HISTONE DEACETYLASE INHIBITOR, ROMIDEPSIN (FK228) IMPROVES ANTITUMOR EFFECTS OF DOCETAXEL AND CISPLATIN IN MODELS OF AGGRESSIVE PROSTATE CANCER

Background: Once castration resistance is documented and secondary hormone therapy is ineffective, standard treatment of metastatic prostate cancer is with docetaxel (first-line) and platinum derivatives (second-line). Aim: We investigated the cytotoxicity and biology of the histone deacetylase inhibitor Romidepsin (FK228), as well as its capacity to restore sensitivity to docetaxel or cisplatin in hormone-refractory prostate cancer cells. Results: Romidepsin inhibited HDAC activity, produced acetylation of the histone proteins and induced dose-dependent apoptosis that was associated with prominent G sub(2)/M arrest, decrease in S-phase population, increase in p21 protein expression, and down-modulation of cyclins B1 and D1. FK228 led to up-regulation of cleaved caspase-3 and PARP. BCL2 antagonists, such as HA-14-1, enhanced the effects of FK228 in these prostate cancer models.
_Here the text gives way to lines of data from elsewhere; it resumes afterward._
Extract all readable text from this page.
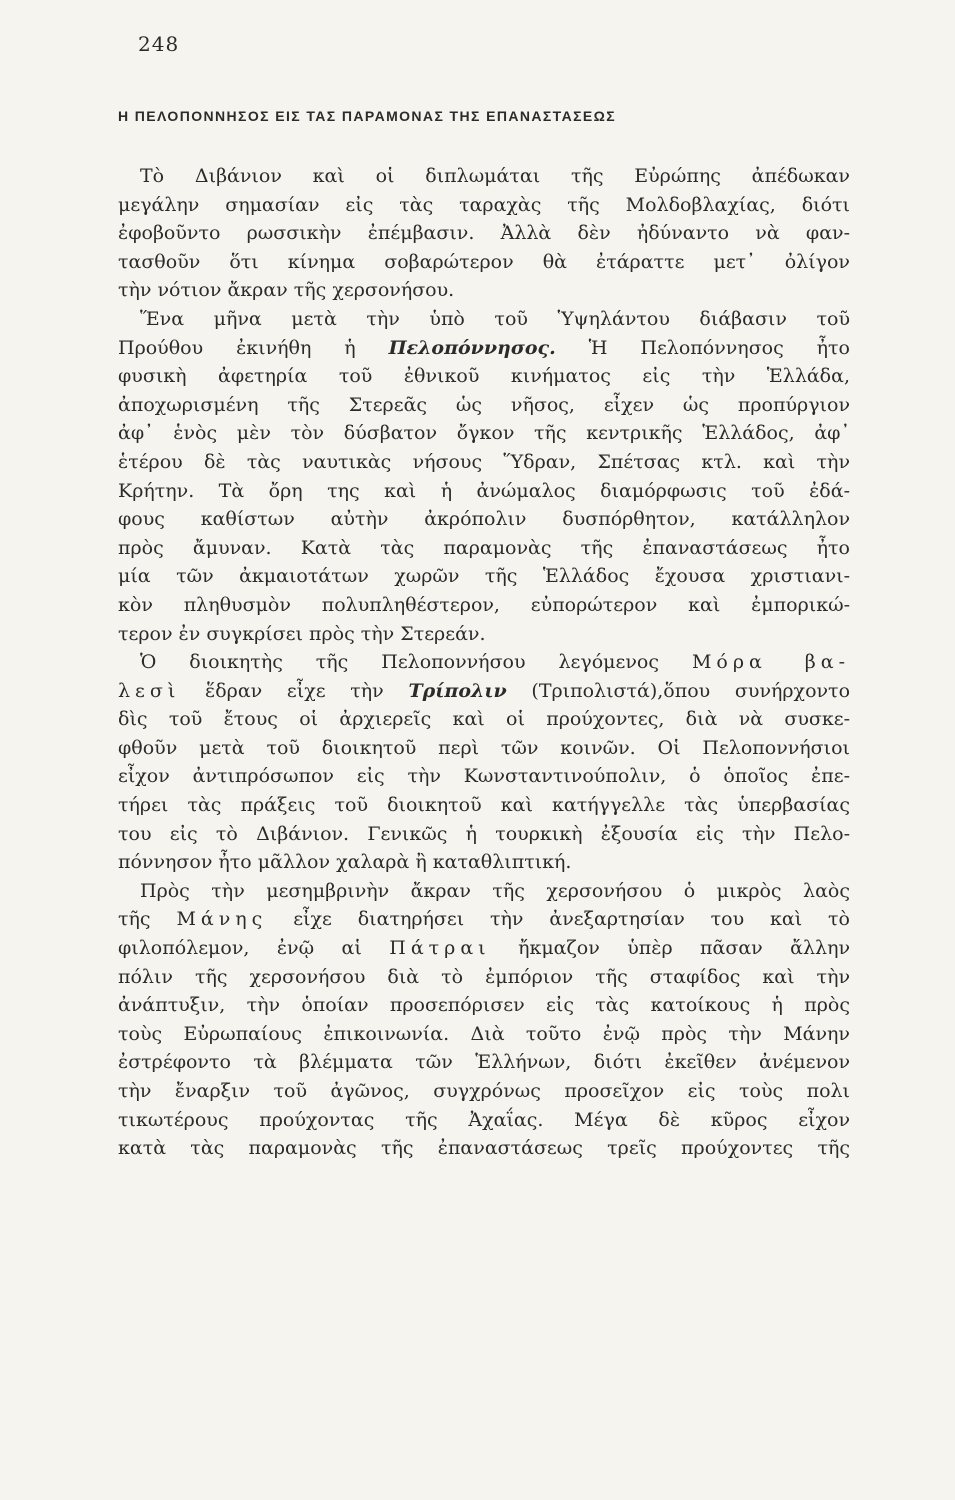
248
Η ΠΕΛΟΠΟΝΝΗΣΟΣ ΕΙΣ ΤΑΣ ΠΑΡΑΜΟΝΑΣ ΤΗΣ ΕΠΑΝΑΣΤΑΣΕΩΣ
Τὸ Διβάνιον καὶ οἱ διπλωμάται τῆς Εὐρώπης ἀπέδωκαν
μεγάλην σημασίαν εἰς τὰς ταραχὰς τῆς Μολδοβλαχίας, διότι
ἐφοβοῦντο ρωσσικὴν ἐπέμβασιν. Ἀλλὰ δὲν ἠδύναντο νὰ φαν-
τασθοῦν ὅτι κίνημα σοβαρώτερον θὰ ἐτάραττε μετ᾽ ὀλίγον
τὴν νότιον ἄκραν τῆς χερσονήσου.
Ἕνα μῆνα μετὰ τὴν ὑπὸ τοῦ Ὑψηλάντου διάβασιν τοῦ
Προύθου ἐκινήθη ἡ Πελοπόννησος. Ἡ Πελοπόννησος ἦτο
φυσικὴ ἀφετηρία τοῦ ἐθνικοῦ κινήματος εἰς τὴν Ἑλλάδα,
ἀποχωρισμένη τῆς Στερεᾶς ὡς νῆσος, εἶχεν ὡς προπύργιον
ἀφ᾽ ἑνὸς μὲν τὸν δύσβατον ὄγκον τῆς κεντρικῆς Ἑλλάδος, ἀφ᾽
ἑτέρου δὲ τὰς ναυτικὰς νήσους Ὕδραν, Σπέτσας κτλ. καὶ τὴν
Κρήτην. Τὰ ὄρη της καὶ ἡ ἀνώμαλος διαμόρφωσις τοῦ ἐδά-
φους καθίστων αὐτὴν ἀκρόπολιν δυσπόρθητον, κατάλληλον
πρὸς ἄμυναν. Κατὰ τὰς παραμονὰς τῆς ἐπαναστάσεως ἦτο
μία τῶν ἀκμαιοτάτων χωρῶν τῆς Ἑλλάδος ἔχουσα χριστιανι-
κὸν πληθυσμὸν πολυπληθέστερον, εὐπορώτερον καὶ ἐμπορικώ-
τερον ἐν συγκρίσει πρὸς τὴν Στερεάν.
Ὁ διοικητὴς τῆς Πελοποννήσου λεγόμενος Μόρα βα-
λεσὶ ἕδραν εἶχε τὴν Τρίπολιν (Τριπολιστά),ὅπου συνήρχοντο
δὶς τοῦ ἔτους οἱ ἀρχιερεῖς καὶ οἱ προύχοντες, διὰ νὰ συσκε-
φθοῦν μετὰ τοῦ διοικητοῦ περὶ τῶν κοινῶν. Οἱ Πελοποννήσιοι
εἶχον ἀντιπρόσωπον εἰς τὴν Κωνσταντινούπολιν, ὁ ὁποῖος ἐπε-
τήρει τὰς πράξεις τοῦ διοικητοῦ καὶ κατήγγελλε τὰς ὑπερβασίας
του εἰς τὸ Διβάνιον. Γενικῶς ἡ τουρκικὴ ἐξουσία εἰς τὴν Πελο-
πόννησον ἦτο μᾶλλον χαλαρὰ ἢ καταθλιπτική.
Πρὸς τὴν μεσημβρινὴν ἄκραν τῆς χερσονήσου ὁ μικρὸς λαὸς
τῆς Μάνης εἶχε διατηρήσει τὴν ἀνεξαρτησίαν του καὶ τὸ
φιλοπόλεμον, ἐνῷ αἱ Πάτραι ἤκμαζον ὑπὲρ πᾶσαν ἄλλην
πόλιν τῆς χερσονήσου διὰ τὸ ἐμπόριον τῆς σταφίδος καὶ τὴν
ἀνάπτυξιν, τὴν ὁποίαν προσεπόρισεν εἰς τὰς κατοίκους ἡ πρὸς
τοὺς Εὐρωπαίους ἐπικοινωνία. Διὰ τοῦτο ἐνῷ πρὸς τὴν Μάνην
ἐστρέφοντο τὰ βλέμματα τῶν Ἑλλήνων, διότι ἐκεῖθεν ἀνέμενον
τὴν ἔναρξιν τοῦ ἀγῶνος, συγχρόνως προσεῖχον εἰς τοὺς πολι
τικωτέρους προύχοντας τῆς Ἀχαΐας. Μέγα δὲ κῦρος εἶχον
κατὰ τὰς παραμονὰς τῆς ἐπαναστάσεως τρεῖς προύχοντες τῆς
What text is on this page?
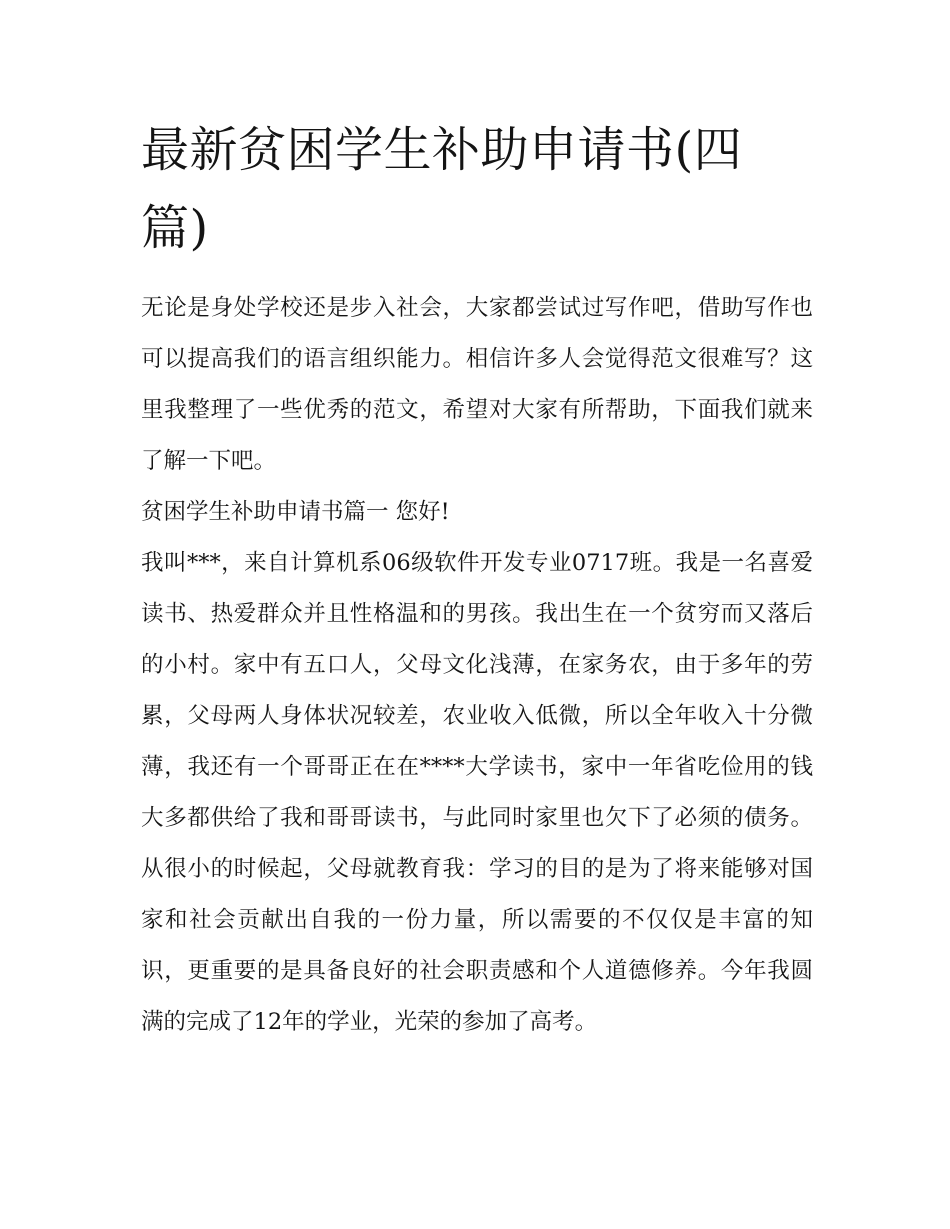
最新贫困学生补助申请书(四篇)

无论是身处学校还是步入社会，大家都尝试过写作吧，借助写作也可以提高我们的语言组织能力。相信许多人会觉得范文很难写？这里我整理了一些优秀的范文，希望对大家有所帮助，下面我们就来了解一下吧。

贫困学生补助申请书篇一 您好!

我叫***，来自计算机系06级软件开发专业0717班。我是一名喜爱读书、热爱群众并且性格温和的男孩。我出生在一个贫穷而又落后的小村。家中有五口人，父母文化浅薄，在家务农，由于多年的劳累，父母两人身体状况较差，农业收入低微，所以全年收入十分微薄，我还有一个哥哥正在在****大学读书，家中一年省吃俭用的钱大多都供给了我和哥哥读书，与此同时家里也欠下了必须的债务。从很小的时候起，父母就教育我：学习的目的是为了将来能够对国家和社会贡献出自我的一份力量，所以需要的不仅仅是丰富的知识，更重要的是具备良好的社会职责感和个人道德修养。今年我圆满的完成了12年的学业，光荣的参加了高考。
In vivo, FK228 (0.8 mg/kg i.p.) reduced tumor proliferation and induced apoptosis in both xenografts, up-modulating the expression of p16 super(INKA), BAX, BAK, p21 super(WAF1), and p27 super(KIP1), and inhibiting the activation of AKT and the expression of cyclin D1, BCL-2 and BCL-XL. Combined FK228 and chemotherapeutic agent (docetaxel and cisplatin) exposure resulted in strong synergistic apoptosis in all cell lines (combination indices ranged between 0.19 and 0.6). Furthermore, compared to either agent alone, FK228/docetaxel and FK228/cisplatin combinations resulted in increased caspase cleavage and histone hyperacetylation. In vivo, this agent caused tumor growth delay without complete regression in xenograft systems. FK228 sensitized PC3 and 22rv1 xenografts to docetaxel and cisplatin treatments. These combinations were also tolerable in mice and superior to the use of either agent alone. Conclusion: As docetaxel and platinum derivatives are the standard first- and second-line chemotherapy for hormone-refractory prostate cancer, the development of chemotherapy-based combination therapies is of great interest for this disease stage. Our results provide a rationale for clinical trials on combination treatments with FK228 in patients with hormone-refractory and chemoresistant prostate tumors.